To say that the film strikes close to home would be an understatement. It was shot on a super-low budget in Zahra's hometown of Cleveland, Ohio. Zahra stayed at his parents' home during the shoot. It is no coincidence that the film is one of 10 new features in Sundance's non-competitive category, Next, which is devoted to films at budgets under $500,000 (Dh1.8m). John Cooper, Sundance's programme director, described the section as a return to the festival's roots. For Islamic punk, it can't help but be a look forward. There's not much history to look back on.
The protagonist of The Taqwacores is shy Yusef (Bobby Naderi), an engineering student who moves out of his college dormitory after he finds a house in town that flies a star and crescent flag. The house is also covered with graffiti. The place is nothing if not diverse - one housemate, Jehangir (Dominic Rains), wears a spiky mohawk and has no interest in promoting a better image of Islamic youth in the US.
As he and Yusuf drive down a quiet street in a residential neighbourhood, Jehangir screams out the car window, mocking the fears that some Americans have when they see someone who appears to come from an Islamic country. "You make me nervous!" he shouts.
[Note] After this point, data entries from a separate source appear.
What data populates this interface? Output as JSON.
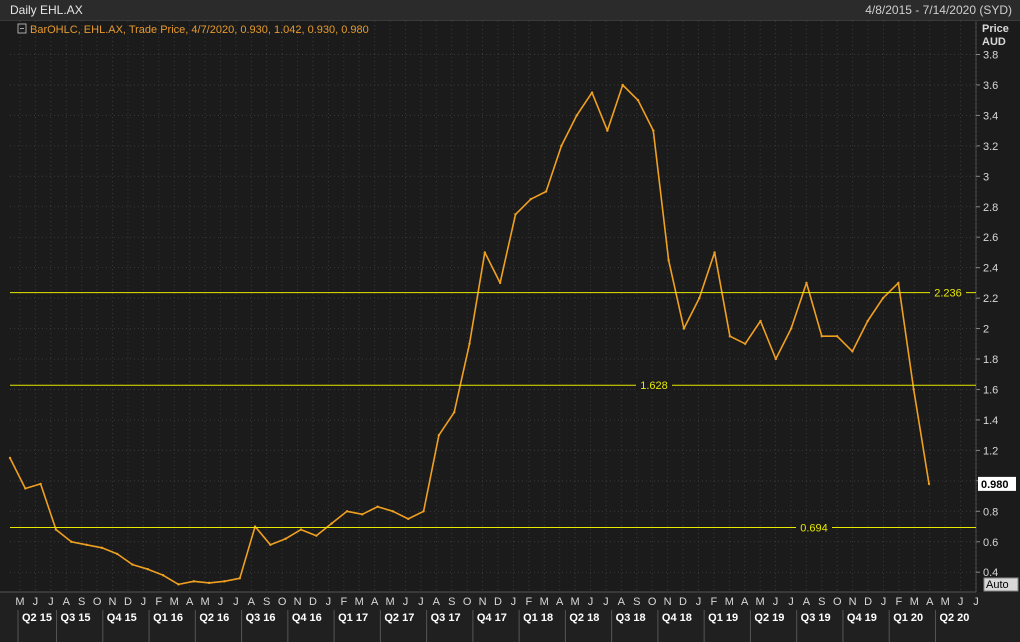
{
  "window": {
    "title": "Daily EHL.AX",
    "date_range": "4/8/2015 - 7/14/2020 (SYD)"
  },
  "legend": {
    "text": "BarOHLC, EHL.AX, Trade Price, 4/7/2020, 0.930, 1.042, 0.930, 0.980"
  },
  "axis": {
    "price_label": "Price",
    "currency_label": "AUD",
    "auto_button": "Auto",
    "last_price_tag": "0.980"
  },
  "colors": {
    "background": "#1b1b1b",
    "grid": "#3a3a3a",
    "series": "#f0a020",
    "level_line": "#e8e800",
    "price_tag": "#ffffff"
  },
  "chart_data": {
    "type": "line",
    "title": "Daily EHL.AX",
    "ylabel": "Price AUD",
    "ylim": [
      0.27,
      4.02
    ],
    "yticks": [
      0.4,
      0.6,
      0.8,
      1,
      1.2,
      1.4,
      1.6,
      1.8,
      2,
      2.2,
      2.4,
      2.6,
      2.8,
      3,
      3.2,
      3.4,
      3.6,
      3.8
    ],
    "ytick_labels": [
      "0.4",
      "0.6",
      "0.8",
      "1",
      "1.2",
      "1.4",
      "1.6",
      "1.8",
      "2",
      "2.2",
      "2.4",
      "2.6",
      "2.8",
      "3",
      "3.2",
      "3.4",
      "3.6",
      "3.8"
    ],
    "month_labels": [
      "M",
      "J",
      "J",
      "A",
      "S",
      "O",
      "N",
      "D",
      "J",
      "F",
      "M",
      "A",
      "M",
      "J",
      "J",
      "A",
      "S",
      "O",
      "N",
      "D",
      "J",
      "F",
      "M",
      "A",
      "M",
      "J",
      "J",
      "A",
      "S",
      "O",
      "N",
      "D",
      "J",
      "F",
      "M",
      "A",
      "M",
      "J",
      "J",
      "A",
      "S",
      "O",
      "N",
      "D",
      "J",
      "F",
      "M",
      "A",
      "M",
      "J",
      "J",
      "A",
      "S",
      "O",
      "N",
      "D",
      "J",
      "F",
      "M",
      "A",
      "M",
      "J",
      "J"
    ],
    "quarter_labels": [
      "Q2 15",
      "Q3 15",
      "Q4 15",
      "Q1 16",
      "Q2 16",
      "Q3 16",
      "Q4 16",
      "Q1 17",
      "Q2 17",
      "Q3 17",
      "Q4 17",
      "Q1 18",
      "Q2 18",
      "Q3 18",
      "Q4 18",
      "Q1 19",
      "Q2 19",
      "Q3 19",
      "Q4 19",
      "Q1 20",
      "Q2 20"
    ],
    "levels": [
      {
        "value": 2.236,
        "label": "2.236"
      },
      {
        "value": 1.628,
        "label": "1.628"
      },
      {
        "value": 0.694,
        "label": "0.694"
      }
    ],
    "series": [
      {
        "x": [
          "2015-04",
          "2015-05",
          "2015-06",
          "2015-07",
          "2015-08",
          "2015-09",
          "2015-10",
          "2015-11",
          "2015-12",
          "2016-01",
          "2016-02",
          "2016-03",
          "2016-04",
          "2016-05",
          "2016-06",
          "2016-07",
          "2016-08",
          "2016-09",
          "2016-10",
          "2016-11",
          "2016-12",
          "2017-01",
          "2017-02",
          "2017-03",
          "2017-04",
          "2017-05",
          "2017-06",
          "2017-07",
          "2017-08",
          "2017-09",
          "2017-10",
          "2017-11",
          "2017-12",
          "2018-01",
          "2018-02",
          "2018-03",
          "2018-04",
          "2018-05",
          "2018-06",
          "2018-07",
          "2018-08",
          "2018-09",
          "2018-10",
          "2018-11",
          "2018-12",
          "2019-01",
          "2019-02",
          "2019-03",
          "2019-04",
          "2019-05",
          "2019-06",
          "2019-07",
          "2019-08",
          "2019-09",
          "2019-10",
          "2019-11",
          "2019-12",
          "2020-01",
          "2020-02",
          "2020-03",
          "2020-04"
        ],
        "values": [
          1.15,
          0.95,
          0.98,
          0.68,
          0.6,
          0.58,
          0.56,
          0.52,
          0.45,
          0.42,
          0.38,
          0.32,
          0.34,
          0.33,
          0.34,
          0.36,
          0.7,
          0.58,
          0.62,
          0.68,
          0.64,
          0.72,
          0.8,
          0.78,
          0.83,
          0.8,
          0.75,
          0.8,
          1.3,
          1.45,
          1.9,
          2.5,
          2.3,
          2.75,
          2.85,
          2.9,
          3.2,
          3.4,
          3.55,
          3.3,
          3.6,
          3.5,
          3.3,
          2.45,
          2.0,
          2.2,
          2.5,
          1.95,
          1.9,
          2.05,
          1.8,
          2.0,
          2.3,
          1.95,
          1.95,
          1.85,
          2.05,
          2.2,
          2.3,
          1.6,
          0.98
        ]
      }
    ]
  }
}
Also in the house are the traditional Umar, the Shiite skinhead Amazing Ayyub, and Rabeya, who tosses out wisecracks like one of the guys. (She is played with lots of attitude by Noureen Dewulf, an Indian-American actress.)
The housemates initiate Yusef into taqwacore, a Muslim punk-rock scene. The film is an adaptation of the novel by Michael Muhammad Knight, an American convert to Islam at the age of 16. Knight's book is routinely described as the Muslim equivalent of JD Salinger's modern classic, Catcher in the Rye. Zahra calls it a book that could have been written just for him. "Private thoughts and feelings that troubled me for years were being discussed openly, honestly and unbarred," he said. "To hear these points debated in an Islamic setting was downright groundbreaking." Knight co-produced and co-wrote The Taqwacores.
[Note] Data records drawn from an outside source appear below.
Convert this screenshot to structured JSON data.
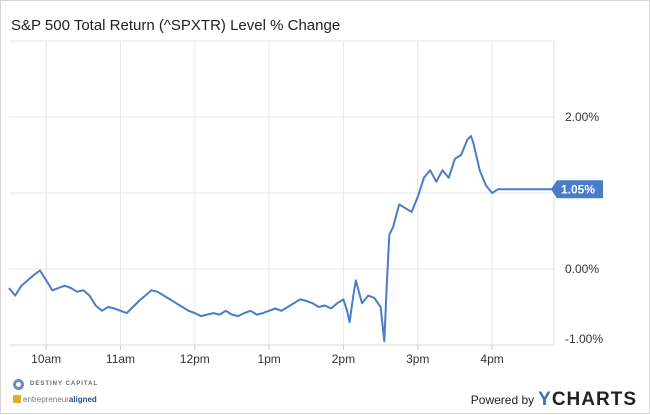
{
  "chart_data": {
    "type": "line",
    "title": "S&P 500 Total Return (^SPXTR) Level % Change",
    "x_ticks": [
      "10am",
      "11am",
      "12pm",
      "1pm",
      "2pm",
      "3pm",
      "4pm"
    ],
    "y_ticks": [
      "2.00%",
      "0.00%",
      "-1.00%"
    ],
    "ylim": [
      -1.0,
      3.0
    ],
    "xlim": [
      "9:30",
      "16:50"
    ],
    "grid": true,
    "last_value_label": "1.05%",
    "line_color": "#4a7cc9",
    "series": [
      {
        "x": [
          "9:30",
          "9:35",
          "9:40",
          "9:45",
          "9:50",
          "9:55",
          "10:00",
          "10:05",
          "10:10",
          "10:15",
          "10:20",
          "10:25",
          "10:30",
          "10:35",
          "10:40",
          "10:45",
          "10:50",
          "10:55",
          "11:00",
          "11:05",
          "11:10",
          "11:15",
          "11:20",
          "11:25",
          "11:30",
          "11:35",
          "11:40",
          "11:45",
          "11:50",
          "11:55",
          "12:00",
          "12:05",
          "12:10",
          "12:15",
          "12:20",
          "12:25",
          "12:30",
          "12:35",
          "12:40",
          "12:45",
          "12:50",
          "12:55",
          "13:00",
          "13:05",
          "13:10",
          "13:15",
          "13:20",
          "13:25",
          "13:30",
          "13:35",
          "13:40",
          "13:45",
          "13:50",
          "13:55",
          "14:00",
          "14:03",
          "14:05",
          "14:08",
          "14:10",
          "14:15",
          "14:20",
          "14:25",
          "14:30",
          "14:33",
          "14:35",
          "14:37",
          "14:40",
          "14:45",
          "14:50",
          "14:55",
          "15:00",
          "15:05",
          "15:10",
          "15:15",
          "15:20",
          "15:25",
          "15:30",
          "15:35",
          "15:40",
          "15:43",
          "15:45",
          "15:50",
          "15:55",
          "16:00",
          "16:05",
          "16:10",
          "16:50"
        ],
        "y": [
          -0.25,
          -0.35,
          -0.22,
          -0.15,
          -0.08,
          -0.02,
          -0.15,
          -0.28,
          -0.25,
          -0.22,
          -0.25,
          -0.3,
          -0.28,
          -0.35,
          -0.48,
          -0.55,
          -0.5,
          -0.52,
          -0.55,
          -0.58,
          -0.5,
          -0.42,
          -0.35,
          -0.28,
          -0.3,
          -0.35,
          -0.4,
          -0.45,
          -0.5,
          -0.55,
          -0.58,
          -0.62,
          -0.6,
          -0.58,
          -0.6,
          -0.55,
          -0.6,
          -0.62,
          -0.58,
          -0.55,
          -0.6,
          -0.58,
          -0.55,
          -0.52,
          -0.55,
          -0.5,
          -0.45,
          -0.4,
          -0.42,
          -0.45,
          -0.5,
          -0.48,
          -0.52,
          -0.45,
          -0.4,
          -0.55,
          -0.7,
          -0.35,
          -0.15,
          -0.45,
          -0.35,
          -0.38,
          -0.5,
          -0.95,
          -0.2,
          0.45,
          0.55,
          0.85,
          0.8,
          0.75,
          0.95,
          1.2,
          1.3,
          1.15,
          1.3,
          1.2,
          1.45,
          1.5,
          1.7,
          1.75,
          1.65,
          1.3,
          1.1,
          1.0,
          1.05,
          1.05,
          1.05
        ]
      }
    ]
  },
  "footer": {
    "brand1": "DESTINY CAPITAL",
    "brand2_a": "entrepreneur",
    "brand2_b": "aligned",
    "powered_by": "Powered by",
    "ycharts_y": "Y",
    "ycharts_rest": "CHARTS"
  }
}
"The Muslims say you're not really Muslims, the punks say you're not really punk," says the spiky-haired Jehangir. Over the course of The Taqwacores, the housemates lurch between the religion they practise and the American culture that draws them to rebellion, which in The Taqwacores takes the form of music. If the Islamic punk scene of The Taqwacores is unusual, so is a female taekwondo champion in Iran. Kick in Iran in Sundance's World Documentary Competition follows the martial artist Sara Koshjamal-Fekri, 20, the first Iranian woman to qualify for the Olympics, as she journeys from her gym in Tehran to competitive events at the Beijing Olympics.
The film peers into the largely unknown world of Iranian women's sport. Fighting in a hijab, Koshjamal-Fekri kicks and screeches with conviction. We'll probably be seeing more from both her and Zahra.